The greatest percentage of HCV-positive cases (15.6%) were found in artisans, possibly as a result of their exposure to unsterilized equipment or unsanitary surroundings. The prevalence of traders was 18.5%, which may be related to their re- stricted access to healthcare and frequent contact with a variety of groups. The prevalence was lowest among students (9.1%), which may be related to their younger age and less exposure to high-risk procedures. The study shows an overall prevalence of 14.2%, which is comparable to results from other resource-constrained situations in Nigeria and higher than the global norm (about 2.5%). The necessity for focused interventions, such as routine screening during prenatal care, education on HCV transmission, and safe medical practices, is highlighted by the high incidence among particular populations, such as widows and craftsmen. Furthermore, the age distribution indicates that women in their reproductive years are a crucial group for preventative measures. Notwithstanding the fact that HCV is a blood-borne virus, it was found that, when taking into account clinical risk factors, the seroprevalence among people who have received blood transfusions or donations, injected drugs, had piercings, tattoos, engaged in unprotected sexual activity, been incarcerated in the past, or had sex with men who have sex with other men is statistically significant. In this study, 7.7% of research participants who had previously received blood transfusions were positive for HCV. Blood and blood products have been widely identified as possible routes of HCV virus transmission. The current study identified tattooing and exchanging personal goods, such as sharp tools that might be contaminated with infected blood, as risk factors for HCV. Blood transfusions have also been found to be a predictor of HCV infection, and the danger of HCV infection remains a serious occupational hazard.

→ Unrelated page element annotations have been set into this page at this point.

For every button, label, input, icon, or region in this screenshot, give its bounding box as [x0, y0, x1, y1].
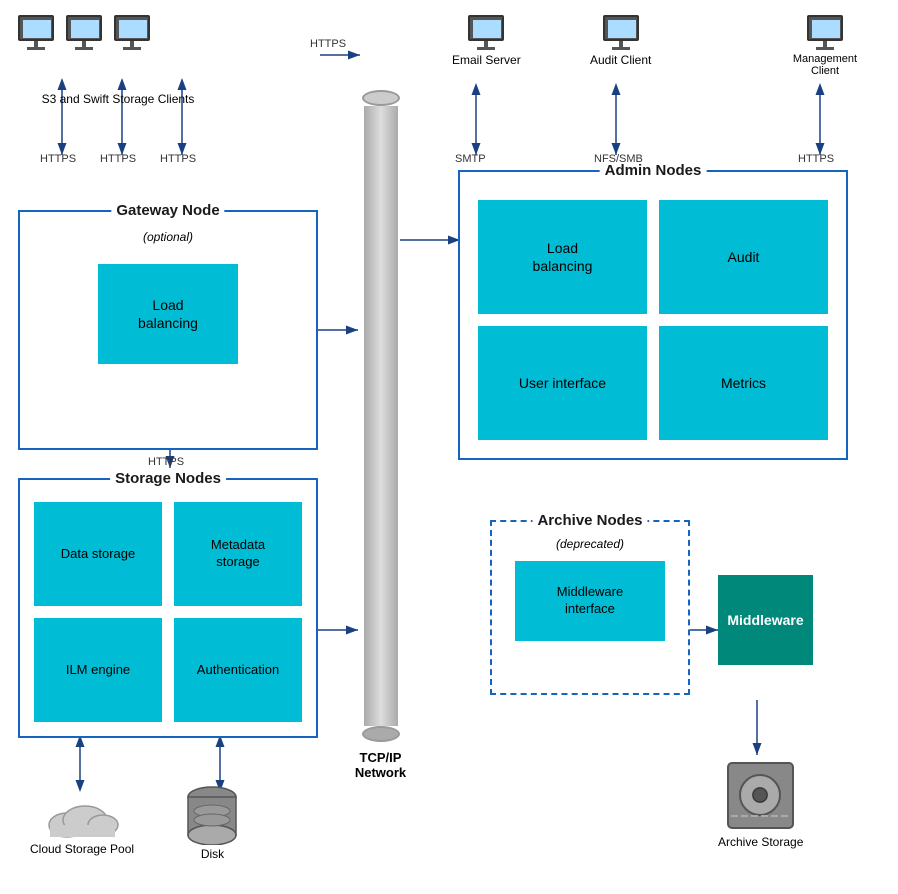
audit-client-label: Audit Client — [590, 53, 651, 67]
gateway-node-title: Gateway Node — [116, 202, 219, 219]
audit-client: Audit Client — [590, 15, 651, 67]
gateway-node-subtitle: (optional) — [20, 230, 316, 244]
https-label-2: HTTPS — [100, 153, 136, 165]
s3-swift-clients — [18, 15, 150, 50]
client-computer-2 — [66, 15, 102, 50]
disk-label: Disk — [201, 847, 224, 861]
ilm-engine: ILM engine — [34, 618, 162, 722]
gateway-load-balancing: Load balancing — [98, 264, 238, 364]
authentication: Authentication — [174, 618, 302, 722]
cloud-storage-pool: Cloud Storage Pool — [30, 790, 134, 856]
https-mgmt-label: HTTPS — [798, 153, 834, 165]
admin-audit: Audit — [659, 200, 828, 314]
archive-nodes-subtitle: (deprecated) — [492, 537, 688, 551]
management-client: Management Client — [790, 15, 860, 77]
cloud-storage-label: Cloud Storage Pool — [30, 842, 134, 856]
archive-storage-label: Archive Storage — [718, 835, 803, 849]
https-top-label: HTTPS — [310, 38, 346, 50]
gateway-node-container: Gateway Node (optional) Load balancing — [18, 210, 318, 450]
middleware-box: Middleware — [718, 575, 813, 665]
archive-storage: Archive Storage — [718, 758, 803, 849]
client-computer-1 — [18, 15, 54, 50]
storage-nodes-container: Storage Nodes Data storage Metadata stor… — [18, 478, 318, 738]
metadata-storage: Metadata storage — [174, 502, 302, 606]
admin-nodes-title: Admin Nodes — [605, 162, 702, 179]
s3-swift-label: S3 and Swift Storage Clients — [18, 92, 218, 106]
admin-user-interface: User interface — [478, 326, 647, 440]
admin-nodes-container: Admin Nodes Load balancing Audit User in… — [458, 170, 848, 460]
https-label-3: HTTPS — [160, 153, 196, 165]
client-computer-3 — [114, 15, 150, 50]
data-storage: Data storage — [34, 502, 162, 606]
tcp-ip-cylinder — [362, 90, 400, 742]
email-server-label: Email Server — [452, 53, 521, 67]
tcp-ip-label: TCP/IP Network — [343, 750, 418, 780]
https-gw-storage-label: HTTPS — [148, 456, 184, 468]
smtp-label: SMTP — [455, 153, 486, 165]
admin-load-balancing: Load balancing — [478, 200, 647, 314]
architecture-diagram: S3 and Swift Storage Clients HTTPS HTTPS… — [0, 0, 898, 894]
middleware-interface: Middleware interface — [515, 561, 665, 641]
email-server: Email Server — [452, 15, 521, 67]
archive-nodes-container: Archive Nodes (deprecated) Middleware in… — [490, 520, 690, 695]
storage-nodes-title: Storage Nodes — [115, 470, 221, 487]
management-client-label: Management Client — [790, 53, 860, 77]
disk: Disk — [185, 785, 240, 861]
admin-metrics: Metrics — [659, 326, 828, 440]
https-label-1: HTTPS — [40, 153, 76, 165]
archive-nodes-title: Archive Nodes — [537, 512, 642, 529]
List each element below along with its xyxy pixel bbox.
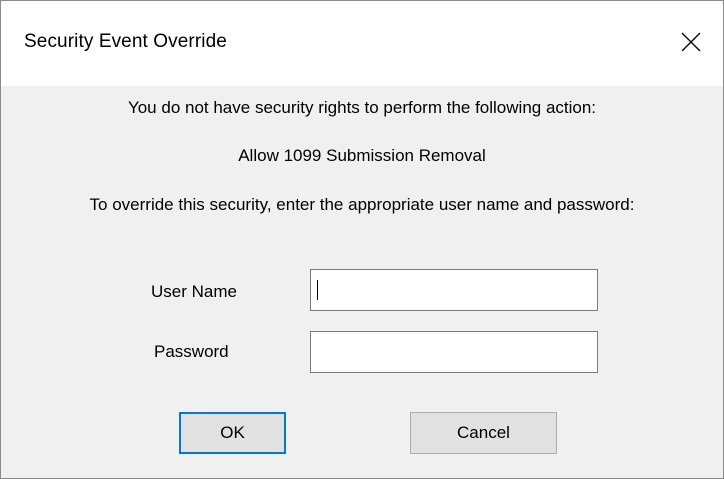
ok-button[interactable]: OK <box>179 412 286 454</box>
action-name: Allow 1099 Submission Removal <box>238 146 486 165</box>
dialog-body: You do not have security rights to perfo… <box>1 86 723 478</box>
password-label: Password <box>154 342 229 361</box>
user-name-label: User Name <box>151 282 237 301</box>
password-input[interactable] <box>310 331 598 373</box>
cancel-button[interactable]: Cancel <box>410 412 557 454</box>
security-override-dialog: Security Event Override You do not have … <box>0 0 724 479</box>
override-instruction: To override this security, enter the app… <box>89 195 635 214</box>
ok-button-label: OK <box>220 423 245 442</box>
security-message: You do not have security rights to perfo… <box>127 98 597 117</box>
cancel-button-label: Cancel <box>457 423 510 442</box>
window-title: Security Event Override <box>24 31 227 52</box>
user-name-input[interactable] <box>310 269 598 311</box>
title-bar: Security Event Override <box>1 1 723 86</box>
text-cursor <box>317 280 318 300</box>
close-button[interactable] <box>659 16 723 68</box>
close-x-icon <box>681 32 701 52</box>
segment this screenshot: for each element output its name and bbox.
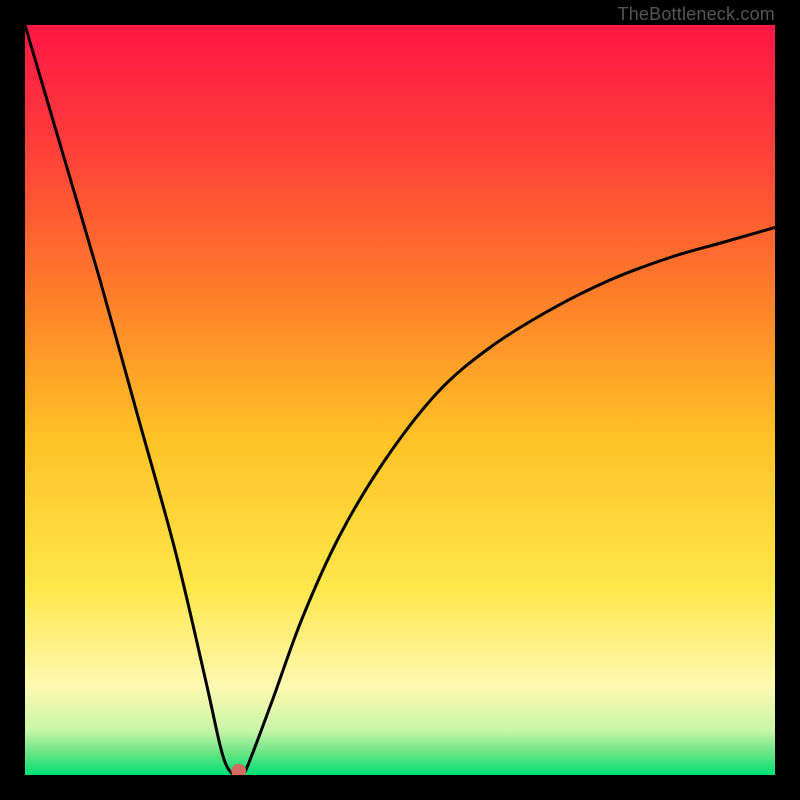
watermark-text: TheBottleneck.com (618, 4, 775, 25)
gradient-background (25, 25, 775, 775)
bottleneck-chart (25, 25, 775, 775)
plot-area (25, 25, 775, 775)
chart-frame: TheBottleneck.com (0, 0, 800, 800)
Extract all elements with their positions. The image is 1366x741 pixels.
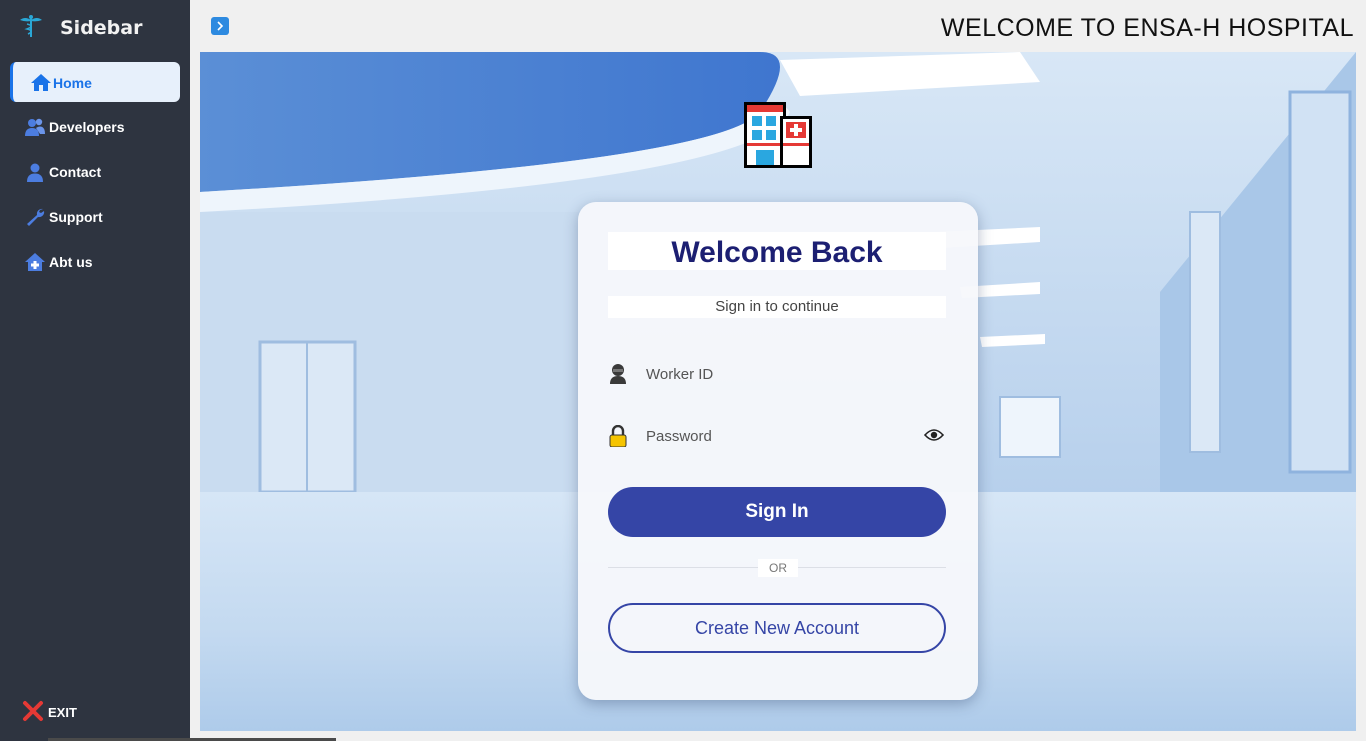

According to our findings in this study, pregnant women in Obinze, Imo State, Nigeria, are significantly burdened by the prevalence of Hepatitis C Virus infection. The study offers further information on the illness burden in Nigeria, despite its limitations related to sample size and hospital-based methodology. Exposure to infectious blood is the most common way that the Hepatitis C virus is spread. This can happen through receiving contaminated blood, receiving blood products from transfusions, receiving organ transplants, receiving injections using contaminated syringes and needles, getting a needlestick injury in a medical facility, receiving an intravenous injection of an illicit drug, or being born to a mother who has the virus. In order to minimize mother-to-child transmission and lower the overall frequency in the community, addressing this issue calls for a coordinated effort that includes improved screening, public health education, and easier access to antiviral medicines. Because HCV poses a major risk to the health of Nigerians, it must be given the same priority as HIV screening, prevalence, and treatment. In Nigeria, routine Hepatitis C surveillance is required, and everyone who tests positive for HCV should receive the appropriate care.
Funding: This study received no external funding sources and support. The researchers funded the study.
Ethical approval: The study was approved by the Hospital ethics committee.